Head coach Todd Doebler is looking forward to seeing how his team performs with some of the minor changes outdoor competition brings.
Doebler believes fitness is more important outdoors because points tend to last longer and it's easier to wear opponents down when the game goes outside.
Penn State has notched nine of its 11 wins at the Indoor Tennis Facility and is 2-1 in outdoor matches, a fact Doebler thinks makes it hard to say which setting the Lions are better suited for at this point.
"We've been playing well inside and outdoors," Doebler said. "We've played some really good matches here against Princeton, Cornell, Maryland and Purdue, and I think we played good matches outside against Georgia Tech, Furman and Coastal Carolina.
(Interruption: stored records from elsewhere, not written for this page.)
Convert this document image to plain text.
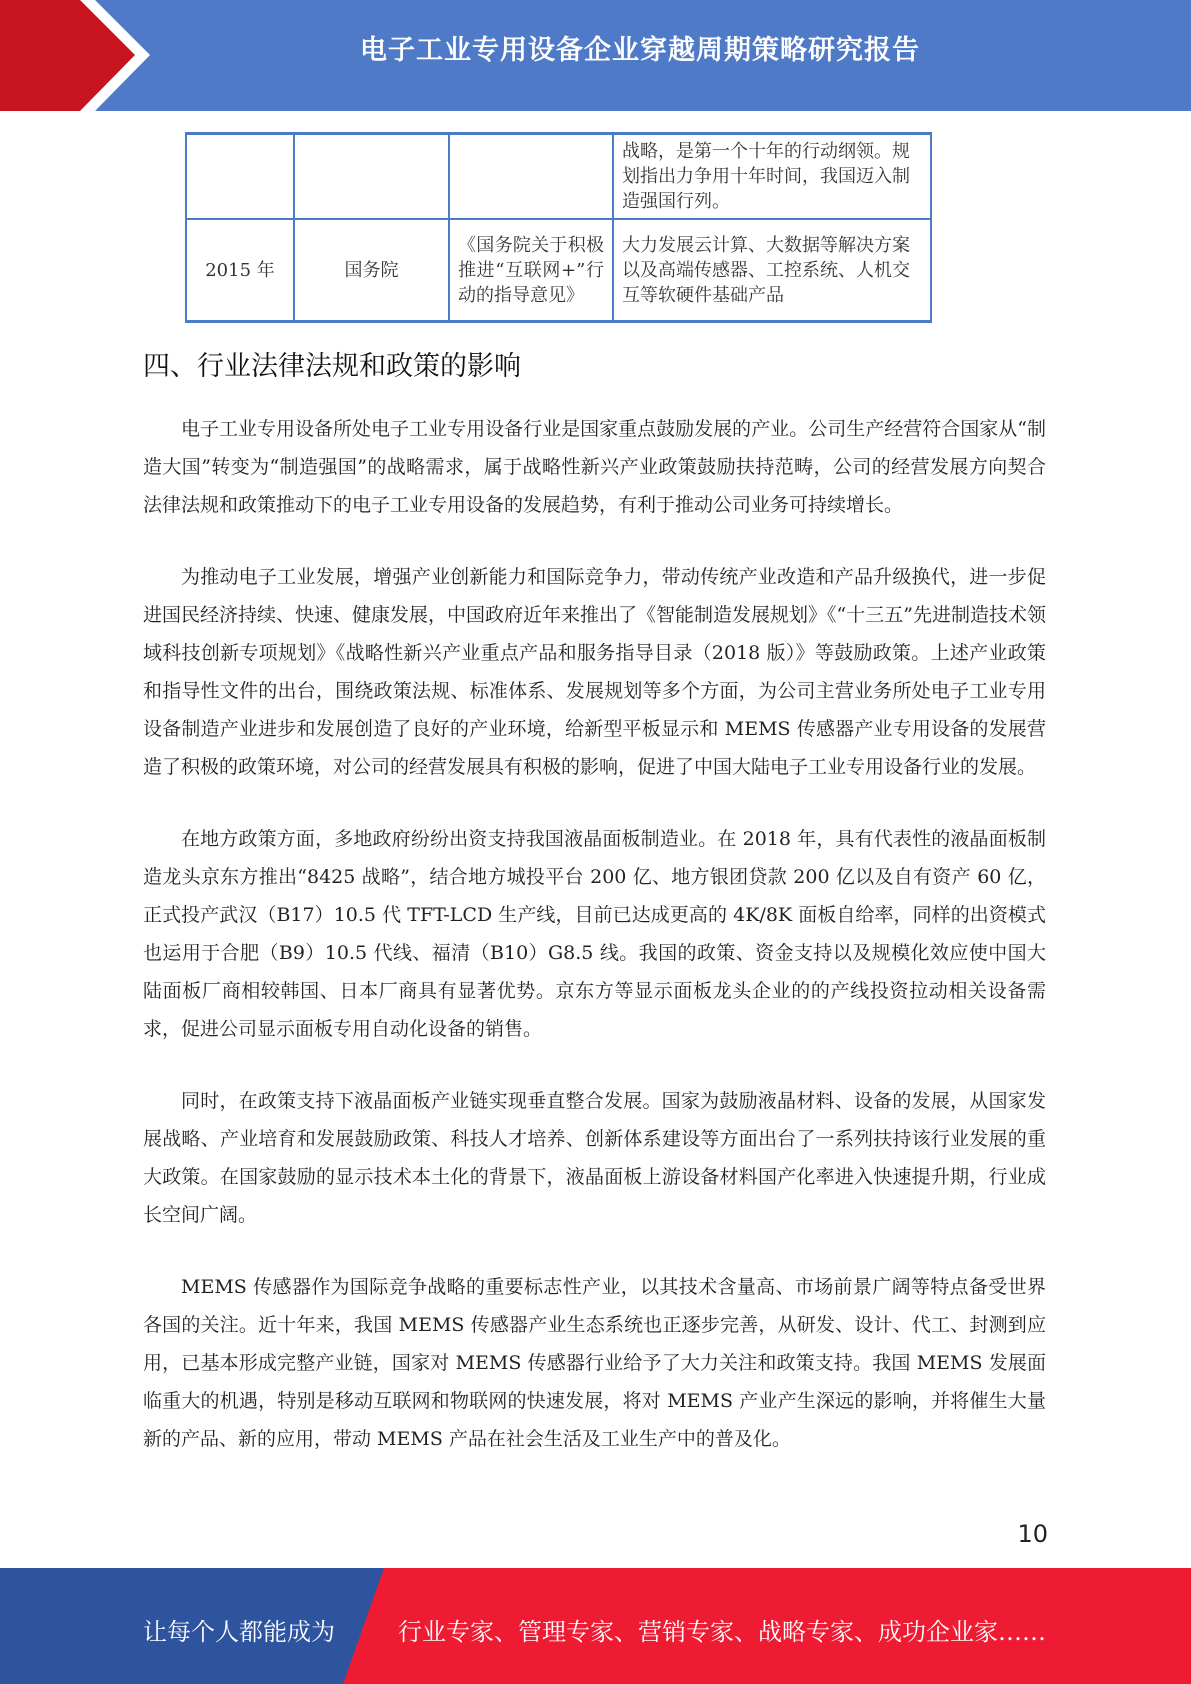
电子工业专用设备企业穿越周期策略研究报告
			战略，是第一个十年的行动纲领。规划指出力争用十年时间，我国迈入制造强国行列。
2015 年	国务院	《国务院关于积极推进“互联网+”行动的指导意见》	大力发展云计算、大数据等解决方案以及高端传感器、工控系统、人机交互等软硬件基础产品
四、行业法律法规和政策的影响

电子工业专用设备所处电子工业专用设备行业是国家重点鼓励发展的产业。公司生产经营符合国家从“制造大国”转变为“制造强国”的战略需求，属于战略性新兴产业政策鼓励扶持范畴，公司的经营发展方向契合法律法规和政策推动下的电子工业专用设备的发展趋势，有利于推动公司业务可持续增长。

为推动电子工业发展，增强产业创新能力和国际竞争力，带动传统产业改造和产品升级换代，进一步促进国民经济持续、快速、健康发展，中国政府近年来推出了《智能制造发展规划》《“十三五”先进制造技术领域科技创新专项规划》《战略性新兴产业重点产品和服务指导目录（2018 版）》等鼓励政策。上述产业政策和指导性文件的出台，围绕政策法规、标准体系、发展规划等多个方面，为公司主营业务所处电子工业专用设备制造产业进步和发展创造了良好的产业环境，给新型平板显示和 MEMS 传感器产业专用设备的发展营造了积极的政策环境，对公司的经营发展具有积极的影响，促进了中国大陆电子工业专用设备行业的发展。

在地方政策方面，多地政府纷纷出资支持我国液晶面板制造业。在 2018 年，具有代表性的液晶面板制造龙头京东方推出“8425 战略”，结合地方城投平台 200 亿、地方银团贷款 200 亿以及自有资产 60 亿，正式投产武汉（B17）10.5 代 TFT-LCD 生产线，目前已达成更高的 4K/8K 面板自给率，同样的出资模式也运用于合肥（B9）10.5 代线、福清（B10）G8.5 线。我国的政策、资金支持以及规模化效应使中国大陆面板厂商相较韩国、日本厂商具有显著优势。京东方等显示面板龙头企业的的产线投资拉动相关设备需求，促进公司显示面板专用自动化设备的销售。

同时，在政策支持下液晶面板产业链实现垂直整合发展。国家为鼓励液晶材料、设备的发展，从国家发展战略、产业培育和发展鼓励政策、科技人才培养、创新体系建设等方面出台了一系列扶持该行业发展的重大政策。在国家鼓励的显示技术本土化的背景下，液晶面板上游设备材料国产化率进入快速提升期，行业成长空间广阔。

MEMS 传感器作为国际竞争战略的重要标志性产业，以其技术含量高、市场前景广阔等特点备受世界各国的关注。近十年来，我国 MEMS 传感器产业生态系统也正逐步完善，从研发、设计、代工、封测到应用，已基本形成完整产业链，国家对 MEMS 传感器行业给予了大力关注和政策支持。我国 MEMS 发展面临重大的机遇，特别是移动互联网和物联网的快速发展，将对 MEMS 产业产生深远的影响，并将催生大量新的产品、新的应用，带动 MEMS 产品在社会生活及工业生产中的普及化。

10
让每个人都能成为	行业专家、管理专家、营销专家、战略专家、成功企业家……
I think we're pretty much equal both places."
The Lions head south on the heels of two big wins: a 6-1 victory over Purdue to open the Big Ten season March 6 and a 7-0 triumph at Coastal Carolina Tuesday in which Penn State didn't drop a set in singles.
Penn State's 11-1 mark matches the team-best start of 2006, when the Lions finished 17-7 and lost to Washington in the first round of the NCAA tournament.
Assistant coach Brendan Lynch was a member of that 2006 team but feels the 2010 team has forged its own identity on the way to the fast start.
"It's the hardest working team either one of us [Lynch or Doebler] have been a part of," Lynch said. "That's a huge part of it. You could argue if this is maybe not the most talented [team] or something like that, but in terms of work ethic, it's definitely the top one."